L’axe de Cendre est un roman d’images.
Comme ce visage édenté d’un SDF croisé dans une station de métro. Plus rien n’existe d’autre que ce visage, que ce sourire, que cette bouche orpheline.
Comme les nombreuses références au film de Chris Marker, La jetée. Ce n’est certainement pas par hasard si cette œuvre est si présente dans le roman : La jetée est un roman photo filmé, quand L’axe de Cendre est un roman photo à lire.
Et, si souvent décrite, l’image forte du film, celle qui reste bien des années plus tard, après le visionnage du film : l’instant figé d’un homme qui tombe, sous les yeux terrifiés d’une femme impuissante (si marquante, d’ailleurs, que Terry Gilliam en a fait le point de départ – et le point final – de son chef d’œuvre, L’armée des 12 singes)
L’axe de Cendre est un de ces romans dont on cherche longtemps la clé. Alors qu’il est plus important de se laisser faire, de se laisser prendre par la main et se laisser guider parmi les images éblouissantes. La route en vaut la peine.
Ça et là affleurent quelques indices, quelques métaphores assez puissantes, balisant le chemin. Par exemple, les références à Chris Marker. Par exemple, le ruban de Moebius :
« Nous vivons deux vies parallèles qui, en s’étant développés dans des temps différents, semblaient ne jamais devoir se rencontrer. Les images qui nous habitent convergent en permanence, vrillent, se replient pour ne plus former qu’une seule forme, qu’une seule spirale. C’est un vertige dans lequel nous sommes pris où les images se superposent, où les temporalités ne se rejoignent pas. Une seule histoire, un seul texte à deux faces, qui n’en font qu’une. Un ruban de Moebius. »
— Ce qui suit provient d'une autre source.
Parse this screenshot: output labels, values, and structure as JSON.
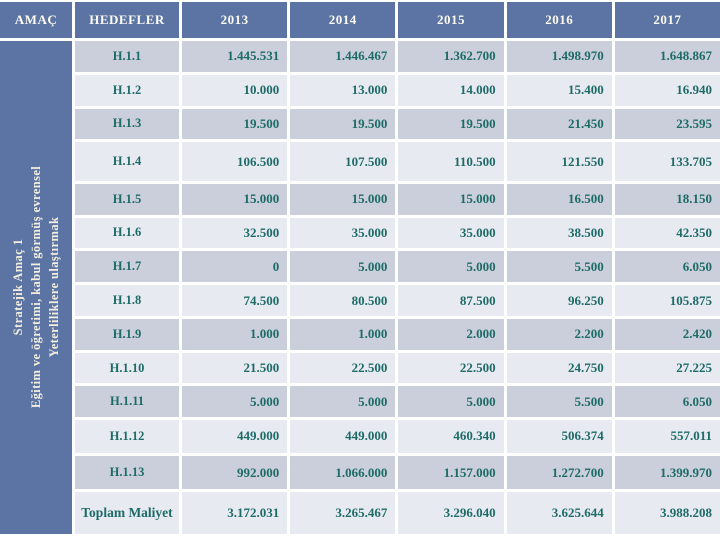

Ainsi, au fil des pages, prend forme l’intrigue. L’histoire d’une histoire qui n’a pas existé. Se démultiplient les « et si », au fur et à mesure que le narrateur se plonge dans son passé. Sont convoqués les souvenirs de Paul, son meilleur ami parti sur un sentier plus risqué, sont élaborés les possibilités d’une relation avec Cendre, cette jeune fille croisée plus tôt et disparue aussitôt. Et si le narrateur avait suivi une autre voie, qu’en serait-il aujourd’hui ? Où serait Paul ? Qu’aurait vécu Cendre ?
Toutes ces vies parallèles, si proches mais qui jamais ne se sont croisées, sont évoquées par petites touches. C’est délicat et poétique. Le récit est court (72 pages seulement) mais ce qu’il dit est immense. On peut relire ce texte à l’infini, le passer en boucle, croiser les lectures. C’est un labyrinthe à plusieurs époques, c’est une infinité vertigineuse de possibilités. C’est un risque qui vaut le coup d’être pris.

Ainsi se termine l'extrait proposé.